Tartarugas podem entrar para lista de animais em extinção Roraima

Apesar de todos os esforços desprendidos pelas equipes que compõem o Programa Quelônios da Amazônia (Femarh, Ibama, ICMbio, Delegacia de Polícia Ambiental e Cipa), os traficantes de tartarugas da Amazônia estão vencendo a guerra contra o estado de Roraima, que a cada temporada de reprodução constata a diminuição no número de nascimento de filhotes nos tabuleiros de quelônios no baixo Rio Branco. Na temporada 2013/1014 foram 45 mil nascimentos, na 2014/2015 foram 37 mil, 2015/2016 27 mil, e nesta temporada que encerrou no início desta semana nasceram somente cerca de 16 mil filhotes.

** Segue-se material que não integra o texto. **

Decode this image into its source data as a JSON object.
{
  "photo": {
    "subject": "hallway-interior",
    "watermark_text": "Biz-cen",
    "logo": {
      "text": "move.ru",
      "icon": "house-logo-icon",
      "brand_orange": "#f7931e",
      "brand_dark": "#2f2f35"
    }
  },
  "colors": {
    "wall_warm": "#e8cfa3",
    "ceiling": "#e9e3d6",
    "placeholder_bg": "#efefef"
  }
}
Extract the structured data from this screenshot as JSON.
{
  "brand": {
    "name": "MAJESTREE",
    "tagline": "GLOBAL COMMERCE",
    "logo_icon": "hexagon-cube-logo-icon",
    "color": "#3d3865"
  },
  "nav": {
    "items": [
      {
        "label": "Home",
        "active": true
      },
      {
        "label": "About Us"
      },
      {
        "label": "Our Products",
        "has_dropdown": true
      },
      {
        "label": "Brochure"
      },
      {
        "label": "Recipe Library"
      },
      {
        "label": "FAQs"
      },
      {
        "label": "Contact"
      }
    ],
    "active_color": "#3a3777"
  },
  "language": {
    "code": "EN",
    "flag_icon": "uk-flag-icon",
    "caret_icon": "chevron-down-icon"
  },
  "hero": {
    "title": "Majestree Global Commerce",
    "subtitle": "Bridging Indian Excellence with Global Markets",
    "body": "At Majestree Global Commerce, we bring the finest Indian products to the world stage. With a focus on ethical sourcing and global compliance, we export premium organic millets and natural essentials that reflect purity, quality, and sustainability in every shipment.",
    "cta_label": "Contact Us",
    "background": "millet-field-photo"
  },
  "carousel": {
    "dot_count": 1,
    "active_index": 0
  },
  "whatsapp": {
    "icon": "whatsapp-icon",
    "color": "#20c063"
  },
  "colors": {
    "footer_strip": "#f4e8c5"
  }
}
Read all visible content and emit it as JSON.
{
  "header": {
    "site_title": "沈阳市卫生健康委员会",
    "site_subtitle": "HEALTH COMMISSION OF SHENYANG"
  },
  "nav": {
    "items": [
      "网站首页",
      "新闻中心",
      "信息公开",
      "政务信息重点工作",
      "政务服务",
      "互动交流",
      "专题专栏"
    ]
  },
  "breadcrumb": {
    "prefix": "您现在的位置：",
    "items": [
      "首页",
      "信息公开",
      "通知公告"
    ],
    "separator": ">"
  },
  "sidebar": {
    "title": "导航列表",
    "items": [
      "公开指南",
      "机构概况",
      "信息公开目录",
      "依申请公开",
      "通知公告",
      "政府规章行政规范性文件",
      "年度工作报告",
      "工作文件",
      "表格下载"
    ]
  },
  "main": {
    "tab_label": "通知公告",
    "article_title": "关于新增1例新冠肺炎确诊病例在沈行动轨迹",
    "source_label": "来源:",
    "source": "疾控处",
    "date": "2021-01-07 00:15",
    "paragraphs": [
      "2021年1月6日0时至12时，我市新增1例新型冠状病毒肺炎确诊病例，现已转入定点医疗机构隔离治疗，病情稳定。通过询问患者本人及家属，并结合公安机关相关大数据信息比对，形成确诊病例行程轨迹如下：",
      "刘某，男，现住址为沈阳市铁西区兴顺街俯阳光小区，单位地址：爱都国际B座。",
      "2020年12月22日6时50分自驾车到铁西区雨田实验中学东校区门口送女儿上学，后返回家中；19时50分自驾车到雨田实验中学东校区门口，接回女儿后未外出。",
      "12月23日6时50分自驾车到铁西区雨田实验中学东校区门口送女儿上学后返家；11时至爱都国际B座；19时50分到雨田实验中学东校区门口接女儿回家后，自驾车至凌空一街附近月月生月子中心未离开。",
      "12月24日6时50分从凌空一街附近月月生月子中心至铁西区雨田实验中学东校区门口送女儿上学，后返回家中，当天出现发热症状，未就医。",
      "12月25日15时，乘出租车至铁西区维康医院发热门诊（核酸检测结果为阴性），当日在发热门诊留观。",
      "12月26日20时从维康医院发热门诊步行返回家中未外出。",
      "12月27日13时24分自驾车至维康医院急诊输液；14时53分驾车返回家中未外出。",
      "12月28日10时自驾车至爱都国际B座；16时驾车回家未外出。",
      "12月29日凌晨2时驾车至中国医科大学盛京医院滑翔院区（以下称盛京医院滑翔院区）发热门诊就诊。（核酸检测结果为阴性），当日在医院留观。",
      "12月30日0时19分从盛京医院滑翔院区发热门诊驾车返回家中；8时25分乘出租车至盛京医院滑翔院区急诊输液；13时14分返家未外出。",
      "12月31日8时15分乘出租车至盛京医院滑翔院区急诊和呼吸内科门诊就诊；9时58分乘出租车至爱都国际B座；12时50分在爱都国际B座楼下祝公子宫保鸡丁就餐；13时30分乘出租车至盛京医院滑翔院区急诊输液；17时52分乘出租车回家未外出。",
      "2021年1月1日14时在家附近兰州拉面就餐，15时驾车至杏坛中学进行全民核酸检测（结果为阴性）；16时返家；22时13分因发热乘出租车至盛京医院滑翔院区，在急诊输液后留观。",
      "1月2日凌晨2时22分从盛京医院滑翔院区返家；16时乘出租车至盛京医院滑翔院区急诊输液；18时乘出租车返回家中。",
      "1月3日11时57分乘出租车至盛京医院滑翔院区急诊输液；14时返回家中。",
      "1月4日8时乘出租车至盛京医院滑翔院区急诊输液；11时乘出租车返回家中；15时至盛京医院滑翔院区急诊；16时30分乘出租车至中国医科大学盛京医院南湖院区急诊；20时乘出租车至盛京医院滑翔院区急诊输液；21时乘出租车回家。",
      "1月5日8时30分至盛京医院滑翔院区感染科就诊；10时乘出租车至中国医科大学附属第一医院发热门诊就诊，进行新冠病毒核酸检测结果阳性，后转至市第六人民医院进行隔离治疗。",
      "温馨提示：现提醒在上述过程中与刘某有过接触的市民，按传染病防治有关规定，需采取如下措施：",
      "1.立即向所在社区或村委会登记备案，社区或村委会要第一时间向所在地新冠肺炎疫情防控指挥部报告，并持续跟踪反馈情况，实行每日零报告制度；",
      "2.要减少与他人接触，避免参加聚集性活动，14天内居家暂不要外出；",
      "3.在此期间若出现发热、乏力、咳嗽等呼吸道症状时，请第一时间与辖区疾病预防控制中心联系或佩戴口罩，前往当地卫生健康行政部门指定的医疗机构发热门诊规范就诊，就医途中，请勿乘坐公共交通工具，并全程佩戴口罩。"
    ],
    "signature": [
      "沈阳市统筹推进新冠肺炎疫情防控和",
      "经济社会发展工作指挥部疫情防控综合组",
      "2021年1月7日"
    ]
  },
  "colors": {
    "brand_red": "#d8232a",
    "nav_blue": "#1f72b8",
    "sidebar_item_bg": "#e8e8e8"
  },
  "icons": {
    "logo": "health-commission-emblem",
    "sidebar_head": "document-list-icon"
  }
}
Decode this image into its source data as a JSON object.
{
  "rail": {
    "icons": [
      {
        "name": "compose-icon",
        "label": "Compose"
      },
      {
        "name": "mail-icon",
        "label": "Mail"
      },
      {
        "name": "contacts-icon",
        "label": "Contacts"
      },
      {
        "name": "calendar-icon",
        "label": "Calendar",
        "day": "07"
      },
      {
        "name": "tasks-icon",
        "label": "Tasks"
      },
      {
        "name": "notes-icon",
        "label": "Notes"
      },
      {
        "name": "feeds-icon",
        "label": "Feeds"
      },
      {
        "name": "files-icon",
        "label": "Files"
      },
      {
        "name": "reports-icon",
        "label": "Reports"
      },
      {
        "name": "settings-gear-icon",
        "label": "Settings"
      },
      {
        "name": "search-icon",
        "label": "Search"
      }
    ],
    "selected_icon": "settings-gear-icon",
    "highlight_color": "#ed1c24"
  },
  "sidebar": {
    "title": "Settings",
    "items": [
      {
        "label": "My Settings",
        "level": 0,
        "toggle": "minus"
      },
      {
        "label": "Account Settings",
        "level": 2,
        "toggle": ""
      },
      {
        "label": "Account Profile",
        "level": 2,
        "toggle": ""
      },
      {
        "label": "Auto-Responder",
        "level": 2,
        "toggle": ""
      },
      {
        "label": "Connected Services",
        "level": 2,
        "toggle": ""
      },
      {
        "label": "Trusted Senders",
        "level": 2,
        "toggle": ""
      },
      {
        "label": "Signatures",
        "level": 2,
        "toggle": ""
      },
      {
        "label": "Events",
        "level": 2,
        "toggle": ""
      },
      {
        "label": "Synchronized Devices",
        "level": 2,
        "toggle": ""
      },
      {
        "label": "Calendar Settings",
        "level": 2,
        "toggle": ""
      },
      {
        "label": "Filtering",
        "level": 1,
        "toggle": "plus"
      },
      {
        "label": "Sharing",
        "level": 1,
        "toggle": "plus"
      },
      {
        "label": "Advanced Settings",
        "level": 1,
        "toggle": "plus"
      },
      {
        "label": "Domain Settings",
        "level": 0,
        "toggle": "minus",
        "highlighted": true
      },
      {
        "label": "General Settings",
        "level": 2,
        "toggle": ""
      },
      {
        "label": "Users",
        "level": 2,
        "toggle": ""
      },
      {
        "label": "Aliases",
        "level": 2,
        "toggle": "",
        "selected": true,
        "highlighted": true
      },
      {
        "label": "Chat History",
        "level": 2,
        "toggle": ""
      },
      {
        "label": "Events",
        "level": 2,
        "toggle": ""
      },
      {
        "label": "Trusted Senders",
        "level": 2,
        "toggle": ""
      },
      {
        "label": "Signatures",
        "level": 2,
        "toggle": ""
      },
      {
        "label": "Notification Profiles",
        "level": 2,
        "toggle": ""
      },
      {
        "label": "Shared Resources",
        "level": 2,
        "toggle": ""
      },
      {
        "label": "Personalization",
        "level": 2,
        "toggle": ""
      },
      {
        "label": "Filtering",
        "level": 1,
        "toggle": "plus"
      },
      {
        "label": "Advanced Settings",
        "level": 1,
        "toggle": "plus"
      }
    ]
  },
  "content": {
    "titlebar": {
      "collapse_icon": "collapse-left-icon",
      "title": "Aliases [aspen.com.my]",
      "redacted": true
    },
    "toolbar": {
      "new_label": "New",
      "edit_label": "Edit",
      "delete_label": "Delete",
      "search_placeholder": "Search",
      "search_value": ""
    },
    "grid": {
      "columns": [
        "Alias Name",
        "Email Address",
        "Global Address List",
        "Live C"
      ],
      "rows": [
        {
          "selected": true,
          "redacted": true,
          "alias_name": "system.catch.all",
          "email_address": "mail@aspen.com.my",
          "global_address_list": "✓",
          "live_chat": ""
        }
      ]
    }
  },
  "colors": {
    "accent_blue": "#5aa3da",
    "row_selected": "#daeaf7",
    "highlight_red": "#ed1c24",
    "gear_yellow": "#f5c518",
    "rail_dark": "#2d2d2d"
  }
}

Segundo o coordenador do programa, o médico veterinário Raimundo Cruz, esse é um alerta muito importante que indica que a espécie pode entrar pra lista de animais em risco de extinção na região do Baixo rio branco em pouco tempo. É possível perceber que nos últimos anos os traficantes têm capturado principalmente as matrizes mais velhas, que chegam a por até 130 ovos. Já os que estão no início da vida reprodutiva esses números caem para 60 e pode chegaraté 90 ovos.

As pessoas que praticam esse crime não se importam com a presença das equipes de manejo na região do baixo rio Branco. Na temporada passada, enquanto uma equipe de jornalistas fazia uma matéria sobre a reprodução das tartarugas eles se depararam com uma carga de quase 200 tartarugas que haviam sido capturadas na frente da praia Santa Fé, principal tabuleiro de desova dos animais e onde fica localizado o acampamento das equipes de manejo do Programa Quelônios da Amazônia.

A realização periódica de fiscalização é a única alternativa para a reversão do atual quadro, uma vez que ao longo dos últimos anos poucas ações foram realizadas com a finalidade de coibir o crime de captura e tráfico de tartarugas para o estado do Amazonas, principal mercado consumidor de tartarugas da Amazônia.

Segundo os relatos dos integrantes das equipes de manejo, assim que encerram os trabalhos de retirada dos filhotes e soltura e desmontam o acampamento no tabuleiro Santa Fé, no dia seguinte os tartarugueiros já ocupam o acampamento e passam a colocar seus capassacos (Rede de malha de fibra de alta resistência utilizada para a captura das tartarugas) em vários trechos do rio Branco a fim de capturar as matrizes.